My recent evening walk through the Sheridan-Kalorama neighborhood (guided by Scott, Director of the Heurich House Mansion and my new mentor for all things old and architectural) was an awakening. It is my perfect city neighborhood: amazingly quiet with beautiful historic buildings, and only a few blocks from Dupont Circle. I will live there one day, I promise. And when I do, I want to live in The Lindens:
Named after the linden trees that once surrounded it, this lovely house is the oldest in Washington, D.C. and also the largest wooden house ever constructed in the Colonies (as in New England). The amazing home, which is covered in wooden clapboards that look like stone, was originally built in 1754 in Danvers, Massachusetts for an ostentatious Tory named Robert “King” Hooper. Mr. Hooper was a man who once purchased the corner house on his street because his enormous coach, a replica of that used by King George III, could not pass it (once his, he cut a large passageway through the house to accommodate his vehicle).
In 1934, it was purchased by George and Miriam Morris for about $14,000 (in 2005, it was on the market for $12.75M). Mrs. Morris had been searching the country for a historic colonial home to transplant onto her empty lot on 2401 Kalorama Road. Obviously this was no ordinary lady – Mrs. Morris was a woman dedicated to the eighteenth century, who “as a young matron, started collecting Queen Anne and Chippendale pieces with the hope of one day owning and old house that would be a suitable setting for them.”

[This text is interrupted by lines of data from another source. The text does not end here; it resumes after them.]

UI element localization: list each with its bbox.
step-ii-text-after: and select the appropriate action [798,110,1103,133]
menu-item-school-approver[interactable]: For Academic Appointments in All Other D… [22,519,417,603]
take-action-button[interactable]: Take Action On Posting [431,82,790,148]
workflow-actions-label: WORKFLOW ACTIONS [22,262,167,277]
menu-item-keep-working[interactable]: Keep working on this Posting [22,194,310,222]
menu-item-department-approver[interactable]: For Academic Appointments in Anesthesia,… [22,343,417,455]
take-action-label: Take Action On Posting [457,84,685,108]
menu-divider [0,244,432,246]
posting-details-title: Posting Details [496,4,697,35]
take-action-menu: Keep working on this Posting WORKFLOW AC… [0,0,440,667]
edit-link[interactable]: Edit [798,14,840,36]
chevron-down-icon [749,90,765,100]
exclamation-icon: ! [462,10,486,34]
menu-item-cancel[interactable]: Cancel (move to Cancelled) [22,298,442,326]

Mrs. Morris found her dream home in the Lindens. The house was dismantled and carefully packed over seven weeks, and was reassembled at its present location under the supervision of Walter Mayo Macomber, former resident architect of Colonial Willimsburg and resident architect of Mount Vernon and Stratford, the birthplace of Robert E. Lee.
The Lindens made the journey almost fully intact (with only a scratched doorstep, cracked window panes, and slightly damaged dormer sash). The only real changes made in the almost three year reassembly were a new foundation and some added feet for bathrooms. Outstanding features of this fine work of Georgian architecture include a high-ceilinged entrance hall unusual for its time, a handsome spiral staircase, and carved Corinthian capitals.
The most amazing part of the house is probably its hand printed scenic wallpaper made in France, in shades of vermilion, gray, and green. Experts claim that The Lindens is the only house in the world with three complete sets of French nineteenth century hand-blocked wallpaper. (I wish I could show you pictures, but I can’t find any in color!) You can see the panels through the front windows at night if you’re something of a stalker, as I am.
I am taking donations for my down payment. Please send them my way.